“Taste of Africa” Gives Attendees Unique Look into African Culture 

Carly Greaves

Students and members of the public were given a taste of African cuisine and culture in the upper Jo Young Switzer Center on March 7 by the African Students Association, who hope to inform others and defeat stereotypes about Africa and the people who live there.

“Taste of Africa” was a VIA hosted by the African Students Association, a Manchester student organization dedicated to helping African students share their experiences as well as educating the community about Africa and its culture. The “Taste of Africa” event is usually an annual event for the members of the organization to share their food and culture with each other. This year, however, the club decided to make it a VIA in order to get the entire campus involved. “A lot of international students have had experiences with indigenous students who have asked them questions about Africa, if Africa is a country, if we live in villages and mud houses,” said Kwaku Archer, senior and president of the African Student Association. “So for us, it’s more about educating people on how things look like for us, how we see things.”

The event specifically took place in the Lahman Room, the space being filled with round tables covered with black cloth and a golden banner. Their surfaces were adorned with vases of roses and lilies that came in red and white and tiny chalkboards with the names of famous African locations, such as Serengeti Park and Banana Island, written on them. More tables had to be set up when a larger amount of people attended than expected. African music played gently from the speakers as people got settled before the event.

Many of these people came to the VIA to sample some African cuisine, and they certainly got the chance to do so. Flavorful chicken was served along with Kenyan casserole, a type of stew with beef and potatoes. There were also sambusas, fried pastries that were filled with either beef or lentils. Another food served was jollof, a rice-based dish popular in many west African countries. The rice is mixed with tomato paste and spices to create a zesty meal. “It was just such a different flavor than I’ve ever had before,” said Gabby Hochstetler, first-year, about jollof. “I was trying to figure out what seasonings were in it and it was really cool to figure that out.”

A unique meal was not the only thing on the event’s schedule. The evening started out with a brief speech from pastor Edward Robertson, originally from northern Liberia, who spoke about several important characteristics of African culture, such being group-oriented and hard-working. Next came a game of trivia, where three volunteers were asked questions about Africa. From this contest, the audience learned several facts about Africa, such as there being 54 African countries and that South Sudan was the most newly formed of those countries. “The trivia was a nice way to teach us some facts we might not have already known,” said Madeline Hanks, first-year.

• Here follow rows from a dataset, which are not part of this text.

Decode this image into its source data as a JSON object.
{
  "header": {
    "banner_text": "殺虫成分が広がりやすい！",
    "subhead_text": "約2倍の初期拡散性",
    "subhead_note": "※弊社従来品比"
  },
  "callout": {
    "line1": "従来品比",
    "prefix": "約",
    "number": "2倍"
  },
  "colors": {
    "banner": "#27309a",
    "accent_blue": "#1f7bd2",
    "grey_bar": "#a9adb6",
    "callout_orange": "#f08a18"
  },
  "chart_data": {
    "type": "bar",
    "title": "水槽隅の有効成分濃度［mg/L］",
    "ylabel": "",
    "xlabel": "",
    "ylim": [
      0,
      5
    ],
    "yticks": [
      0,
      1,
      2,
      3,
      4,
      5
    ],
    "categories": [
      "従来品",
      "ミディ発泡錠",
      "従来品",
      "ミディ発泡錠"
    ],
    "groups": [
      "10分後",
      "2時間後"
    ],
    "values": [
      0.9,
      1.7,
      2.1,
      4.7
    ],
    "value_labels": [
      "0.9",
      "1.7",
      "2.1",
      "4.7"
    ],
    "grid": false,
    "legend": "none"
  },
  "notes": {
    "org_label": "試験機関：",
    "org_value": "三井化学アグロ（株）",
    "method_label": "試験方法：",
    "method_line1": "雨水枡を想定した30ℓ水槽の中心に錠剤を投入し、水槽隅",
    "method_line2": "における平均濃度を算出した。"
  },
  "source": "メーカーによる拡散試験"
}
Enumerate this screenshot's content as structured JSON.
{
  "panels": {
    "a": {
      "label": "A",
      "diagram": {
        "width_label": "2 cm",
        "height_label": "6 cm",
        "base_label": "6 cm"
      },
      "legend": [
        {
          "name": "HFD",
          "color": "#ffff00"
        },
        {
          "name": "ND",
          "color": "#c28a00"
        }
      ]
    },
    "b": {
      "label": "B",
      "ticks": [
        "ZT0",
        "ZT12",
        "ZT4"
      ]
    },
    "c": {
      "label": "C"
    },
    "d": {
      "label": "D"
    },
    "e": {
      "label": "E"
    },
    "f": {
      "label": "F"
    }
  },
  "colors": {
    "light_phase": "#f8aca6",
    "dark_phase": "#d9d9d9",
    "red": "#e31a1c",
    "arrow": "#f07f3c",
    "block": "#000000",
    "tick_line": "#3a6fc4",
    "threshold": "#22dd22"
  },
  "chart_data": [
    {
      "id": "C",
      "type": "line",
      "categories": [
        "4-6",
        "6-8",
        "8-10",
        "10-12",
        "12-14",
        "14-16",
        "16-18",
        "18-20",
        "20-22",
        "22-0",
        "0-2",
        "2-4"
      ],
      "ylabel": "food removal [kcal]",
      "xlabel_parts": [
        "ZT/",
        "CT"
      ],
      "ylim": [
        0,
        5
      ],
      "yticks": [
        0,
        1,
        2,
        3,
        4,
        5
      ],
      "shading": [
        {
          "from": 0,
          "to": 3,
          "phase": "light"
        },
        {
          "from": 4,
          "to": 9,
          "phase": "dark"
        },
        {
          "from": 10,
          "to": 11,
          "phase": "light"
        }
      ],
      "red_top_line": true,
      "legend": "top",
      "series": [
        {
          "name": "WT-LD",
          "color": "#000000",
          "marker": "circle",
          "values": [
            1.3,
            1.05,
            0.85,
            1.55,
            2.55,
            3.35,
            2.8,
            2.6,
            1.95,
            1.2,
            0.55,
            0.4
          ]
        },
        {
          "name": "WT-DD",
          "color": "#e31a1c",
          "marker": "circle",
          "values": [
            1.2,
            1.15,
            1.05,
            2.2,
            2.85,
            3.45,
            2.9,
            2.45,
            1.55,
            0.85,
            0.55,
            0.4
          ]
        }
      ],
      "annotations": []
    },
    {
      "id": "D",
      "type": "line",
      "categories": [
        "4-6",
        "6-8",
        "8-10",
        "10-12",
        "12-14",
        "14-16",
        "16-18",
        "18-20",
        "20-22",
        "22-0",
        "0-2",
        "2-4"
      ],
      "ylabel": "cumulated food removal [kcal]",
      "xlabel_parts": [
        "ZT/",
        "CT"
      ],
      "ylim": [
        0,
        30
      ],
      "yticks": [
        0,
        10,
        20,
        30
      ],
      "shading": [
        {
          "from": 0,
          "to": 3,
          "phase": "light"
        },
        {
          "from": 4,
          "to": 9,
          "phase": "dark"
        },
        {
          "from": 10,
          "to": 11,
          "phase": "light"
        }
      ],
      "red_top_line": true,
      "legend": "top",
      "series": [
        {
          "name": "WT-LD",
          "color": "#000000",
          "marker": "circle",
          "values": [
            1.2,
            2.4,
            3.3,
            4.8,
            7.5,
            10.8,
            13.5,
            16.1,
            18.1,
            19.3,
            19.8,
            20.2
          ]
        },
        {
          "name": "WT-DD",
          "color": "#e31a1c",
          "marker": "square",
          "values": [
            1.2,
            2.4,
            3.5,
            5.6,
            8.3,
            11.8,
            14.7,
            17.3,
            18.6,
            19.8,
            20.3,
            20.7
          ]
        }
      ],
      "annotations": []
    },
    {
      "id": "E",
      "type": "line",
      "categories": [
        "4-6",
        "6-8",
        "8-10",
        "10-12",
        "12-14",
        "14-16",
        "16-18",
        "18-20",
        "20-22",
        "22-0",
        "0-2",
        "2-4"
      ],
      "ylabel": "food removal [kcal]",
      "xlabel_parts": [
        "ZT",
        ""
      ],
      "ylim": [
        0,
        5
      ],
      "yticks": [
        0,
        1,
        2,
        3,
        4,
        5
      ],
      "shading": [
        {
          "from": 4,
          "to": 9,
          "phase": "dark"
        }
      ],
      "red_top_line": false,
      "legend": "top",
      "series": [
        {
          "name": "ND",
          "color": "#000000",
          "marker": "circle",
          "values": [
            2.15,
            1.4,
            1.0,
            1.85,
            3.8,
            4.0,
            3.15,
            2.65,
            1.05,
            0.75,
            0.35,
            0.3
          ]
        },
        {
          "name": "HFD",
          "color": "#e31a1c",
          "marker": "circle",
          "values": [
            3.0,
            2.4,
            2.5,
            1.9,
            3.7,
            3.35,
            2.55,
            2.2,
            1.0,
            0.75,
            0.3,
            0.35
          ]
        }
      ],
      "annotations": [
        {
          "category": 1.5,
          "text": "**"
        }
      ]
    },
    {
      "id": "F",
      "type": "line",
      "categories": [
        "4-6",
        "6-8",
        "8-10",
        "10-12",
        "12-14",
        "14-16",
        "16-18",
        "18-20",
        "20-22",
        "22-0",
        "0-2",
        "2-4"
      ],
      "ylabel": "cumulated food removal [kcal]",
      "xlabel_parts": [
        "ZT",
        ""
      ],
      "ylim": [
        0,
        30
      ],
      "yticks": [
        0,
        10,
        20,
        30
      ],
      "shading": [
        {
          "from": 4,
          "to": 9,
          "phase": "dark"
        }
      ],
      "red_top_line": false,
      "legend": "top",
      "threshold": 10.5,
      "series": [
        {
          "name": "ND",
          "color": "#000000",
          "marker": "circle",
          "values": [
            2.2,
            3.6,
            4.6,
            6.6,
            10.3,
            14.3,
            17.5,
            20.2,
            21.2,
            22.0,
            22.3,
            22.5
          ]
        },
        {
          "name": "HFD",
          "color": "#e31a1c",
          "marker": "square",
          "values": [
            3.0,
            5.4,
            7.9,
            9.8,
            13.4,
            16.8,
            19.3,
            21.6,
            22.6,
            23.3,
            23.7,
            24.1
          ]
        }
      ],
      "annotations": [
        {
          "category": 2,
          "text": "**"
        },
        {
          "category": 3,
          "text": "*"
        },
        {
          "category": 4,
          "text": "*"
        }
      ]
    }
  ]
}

In addition to this, there was a short fashion show used to display African clothing styles. The vibrantly-colored dresses from Congo were presented along with some examples of habesha kemis, a mostly plain but pleasant-looking traditional dress from Ethiopia. After this, a dance was performed by Foreign Trip, a group based in Fort Wayne. The four dancers performed rapid hip movements and hand gestures to the beat of the music playing, clearly showing their excitement with whoops and clapping. A brief solo dance occurred during the middle of the show, with the dancer showing his skills via quick but smooth movements and some stupendous footwork, much to the pleasure of the audience.

All of the previously mentioned events were interlaced with several singing performances. Andrea Vance, sophomore, sung “Spirit” by Beyoncé early on in the program, giving the audience an idea of what was to come. Later on Maegan Pollonais, assistant director of student diversity and inclusion, led the audience in an acapella performance of “We are marching in the light of God.” Finally, there was Tiffany Phinezy, senior, who beautifully sang “Lessons” by Sinead Harnett, humming and swaying to the beat as she did so.

This experience of African culture offered its participants a rare and enlightening look into a lifestyle different than their own, all while being entertaining. “Diversity is really important, especially for our generation,” said Jared Wayne, sophomore. “I would definitely advise people to come [to this event] just to educate themselves and have a good time as well.”

Hanks agreed. “It’s an interesting glimpse into a culture you might not be exposed to or already know about. It’s just a lot of fun to have people that really care about something show you a part of their lives.”

With flavorful foods and enjoyable performances, “Taste of Africa” gave its attendees a look into the beauty of Africa and its inhabitants’ lives.